Joe and Fat stopped at a newsstand and stared at piles of magazines and newspapers. “Who is this Hal, anyway?” Joe asked.
“Just a mechanic. We use him off and on the last coupla years.”
“What does he look like?” Joe picked up a copy of Time and flipped through it, not even seeing it.
“About five ten, brown hair,” the Fat Man said. “He looks real ordinary, Joe. A little older than you, thirty maybe. Not a snappy dresser like you, but neat, . . . ordinary. He don't have your build—he's kinda skinny.” The Fat Man was well aware that Service valued his athletic conditioning.
Joe frowned. “He doesn't have a mustache or anything? Glasses? Nanh? Teeth. He have kind of little, separate teeth?”
“Separate teeth? What does that mean, Joe?” The Fat Man snorted.
Joe tossed the magazine back on the pile and held his hands up before his mouth, moving the fingers against the thumbs to simulate a munching action. “You know, little teeth . . . little square teeth that have tiny spaces . . . like those little ears of corn, little white kernels . . . no, hunh?” Joe shrugged. “For a moment there I was thinking of a guy I knew in high school. Well, of course, Hal isn't him, but for some reason I got this flash . . . Where did this Hal come from, anyway?”

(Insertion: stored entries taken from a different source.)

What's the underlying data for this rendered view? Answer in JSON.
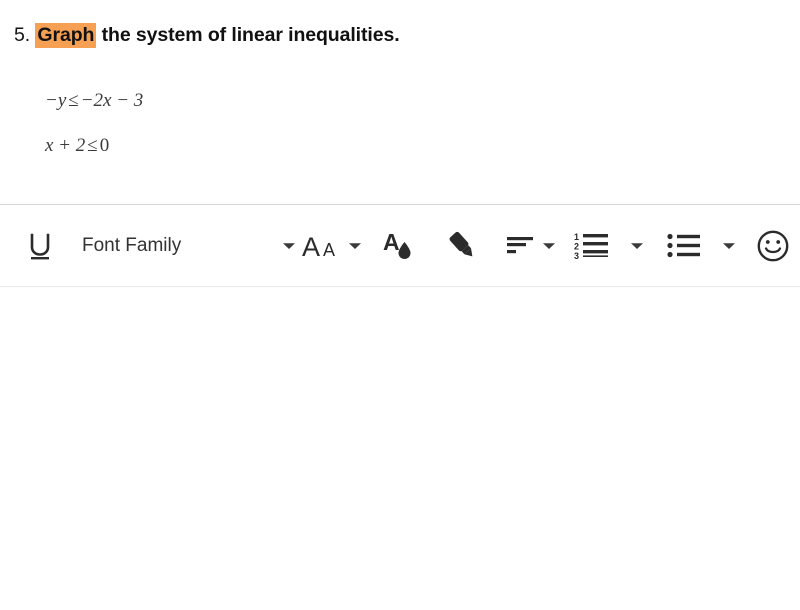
{
  "question": {
    "number": "5.",
    "highlighted_word": "Graph",
    "rest": " the system of linear inequalities.",
    "highlight_color": "#f5a052"
  },
  "math": {
    "lines": [
      {
        "full": "−y ≤ −2x − 3",
        "parts": {
          "lhs": "−y",
          "rel": "≤",
          "rhs": "−2x − 3"
        }
      },
      {
        "full": "x + 2 ≤ 0",
        "parts": {
          "lhs": "x + 2",
          "rel": "≤",
          "rhs": "0"
        }
      }
    ]
  },
  "toolbar": {
    "underline": {
      "label": "U",
      "icon": "underline-icon"
    },
    "font_family": {
      "label": "Font Family",
      "icon": "font-family-label"
    },
    "font_family_caret": {
      "icon": "chevron-down-icon"
    },
    "font_size": {
      "label": "Aa",
      "icon": "font-size-icon"
    },
    "font_size_caret": {
      "icon": "chevron-down-icon"
    },
    "text_color": {
      "icon": "text-color-icon"
    },
    "highlighter": {
      "icon": "highlighter-icon"
    },
    "align": {
      "icon": "text-align-icon"
    },
    "align_caret": {
      "icon": "chevron-down-icon"
    },
    "numbered_list": {
      "icon": "numbered-list-icon",
      "markers": [
        "1",
        "2",
        "3"
      ]
    },
    "numbered_list_caret": {
      "icon": "chevron-down-icon"
    },
    "bulleted_list": {
      "icon": "bulleted-list-icon"
    },
    "bulleted_list_caret": {
      "icon": "chevron-down-icon"
    },
    "emoji": {
      "icon": "smiley-icon"
    }
  },
  "colors": {
    "icon": "#2b2b2b",
    "text": "#333333",
    "divider_top": "#d4d4d4",
    "divider_bottom": "#ececec",
    "highlight": "#f5a052",
    "page_background": "#ffffff"
  }
}
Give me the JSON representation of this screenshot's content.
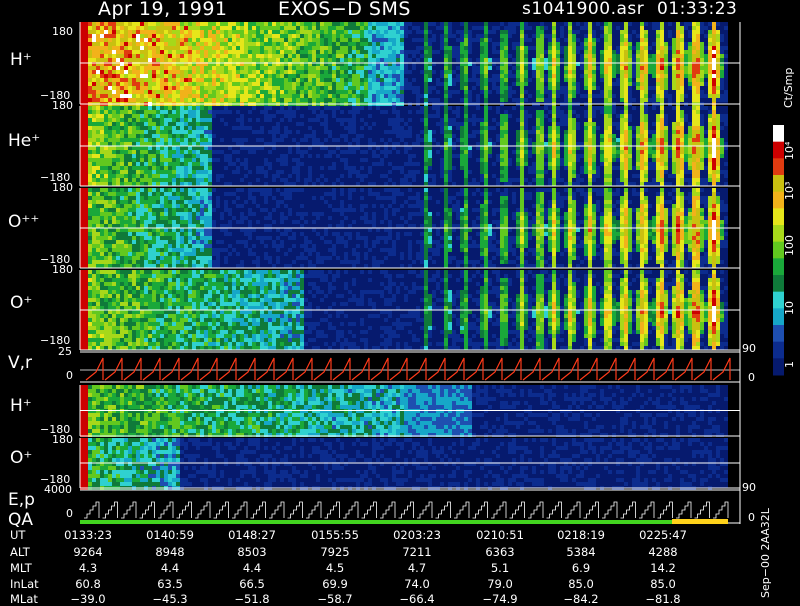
{
  "header": {
    "date": "Apr 19, 1991",
    "instrument": "EXOS−D SMS",
    "file": "s1041900.asr",
    "time": "01:33:23"
  },
  "colorbar": {
    "unit": "Ct/Smp",
    "labels": [
      {
        "text": "10⁴",
        "value": 10000
      },
      {
        "text": "10³",
        "value": 1000
      },
      {
        "text": "100",
        "value": 100
      },
      {
        "text": "10",
        "value": 10
      },
      {
        "text": "1",
        "value": 1
      }
    ]
  },
  "side_note": "Sep−00  2AA32L",
  "chart_data": [
    {
      "type": "heatmap",
      "panel": "H+",
      "label": "H⁺",
      "y_ticks": [
        "180",
        "−180"
      ],
      "ylim": [
        -180,
        180
      ]
    },
    {
      "type": "heatmap",
      "panel": "He+",
      "label": "He⁺",
      "y_ticks": [
        "180",
        "−180"
      ],
      "ylim": [
        -180,
        180
      ]
    },
    {
      "type": "heatmap",
      "panel": "O++",
      "label": "O⁺⁺",
      "y_ticks": [
        "180",
        "−180"
      ],
      "ylim": [
        -180,
        180
      ]
    },
    {
      "type": "heatmap",
      "panel": "O+",
      "label": "O⁺",
      "y_ticks": [
        "180",
        "−180"
      ],
      "ylim": [
        -180,
        180
      ]
    },
    {
      "type": "line",
      "panel": "V,r",
      "label": "V,r",
      "y_ticks": [
        "25",
        "0"
      ],
      "right_ticks": [
        "90",
        "0"
      ]
    },
    {
      "type": "heatmap",
      "panel": "H+ (2)",
      "label": "H⁺",
      "y_ticks": [
        "−180"
      ]
    },
    {
      "type": "heatmap",
      "panel": "O+ (2)",
      "label": "O⁺",
      "y_ticks": [
        "180",
        "−180"
      ],
      "right_ticks": [
        "90"
      ]
    },
    {
      "type": "line",
      "panel": "E,p / QA",
      "labels": [
        "E,p",
        "QA"
      ],
      "y_ticks": [
        "4000",
        "0"
      ],
      "right_ticks": [
        "0"
      ]
    }
  ],
  "ephemeris": {
    "rows": [
      {
        "label": "UT",
        "values": [
          "0133:23",
          "0140:59",
          "0148:27",
          "0155:55",
          "0203:23",
          "0210:51",
          "0218:19",
          "0225:47"
        ]
      },
      {
        "label": "ALT",
        "values": [
          "9264",
          "8948",
          "8503",
          "7925",
          "7211",
          "6363",
          "5384",
          "4288"
        ]
      },
      {
        "label": "MLT",
        "values": [
          "4.3",
          "4.4",
          "4.4",
          "4.5",
          "4.7",
          "5.1",
          "6.9",
          "14.2"
        ]
      },
      {
        "label": "InLat",
        "values": [
          "60.8",
          "63.5",
          "66.5",
          "69.9",
          "74.0",
          "79.0",
          "85.0",
          "85.0"
        ]
      },
      {
        "label": "MLat",
        "values": [
          "−39.0",
          "−45.3",
          "−51.8",
          "−58.7",
          "−66.4",
          "−74.9",
          "−84.2",
          "−81.8"
        ]
      }
    ]
  }
}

They walked on. “Oscar sent him to us. We needed somebody fresh. This was two, three years ago. Oscar said he was OK. Now Oscar says he never even saw the guy; he was just passing on something he heard from Mitch, in New York. Mitch says he thought the guy's name was Julius and he was from Florida. Mitch says he never he
ard of no Hal.” The Fat Man shrugged and muttered something that sounded to Joe like fuzzuguvuh maybe. Joe had no idea what that was supposed to mean—his Italian was weak; he'd been born Surface, but his father had changed the name to Service.
They had come to a saloon, or a casino, a kind of drinking-and-slot-machine place. The Fat Man waved Joe in. They sat at a table amid the pinging of electronic gambling devices and the jangling of slots. The Fat Man had a glass of red wine. Joe wouldn't have anything.
The Fat Man had set a leather briefcase on a chair next to him. Now he opened it and fished out a manila envelope, which he passed to Joe. “Carmine said to give you this. It seems we still owed you fifty from the last time.” He looked away and sipped his wine.
Joe Service didn't touch the envelope. He hooded his lids and said evenly, “It wasn't fifty, Fat. It was more like a full Benjy.”
“You still talking about them bearer bonds, Joe?” The Fat Man shook his head in disbelief. “I told you about them. With the discount and the commissions it didn't come to anymore'n I paid. You agreed on this, Joe.”
Joe pinched the bridge of his nose. “You are giving me a huge headache, Fat.” His voice was tense and it began to rise. “We always have to go through this . . . this utter fucking crap!” He leapt to his feet and rapidly walked away. The Fat Man remained seated. He stared at his wine; then reached out and picked it up. He sipped it, rolling it around his palate and smacking his lips as if it were some incredible vintage instead of California jug wine. He didn't touch the envelope.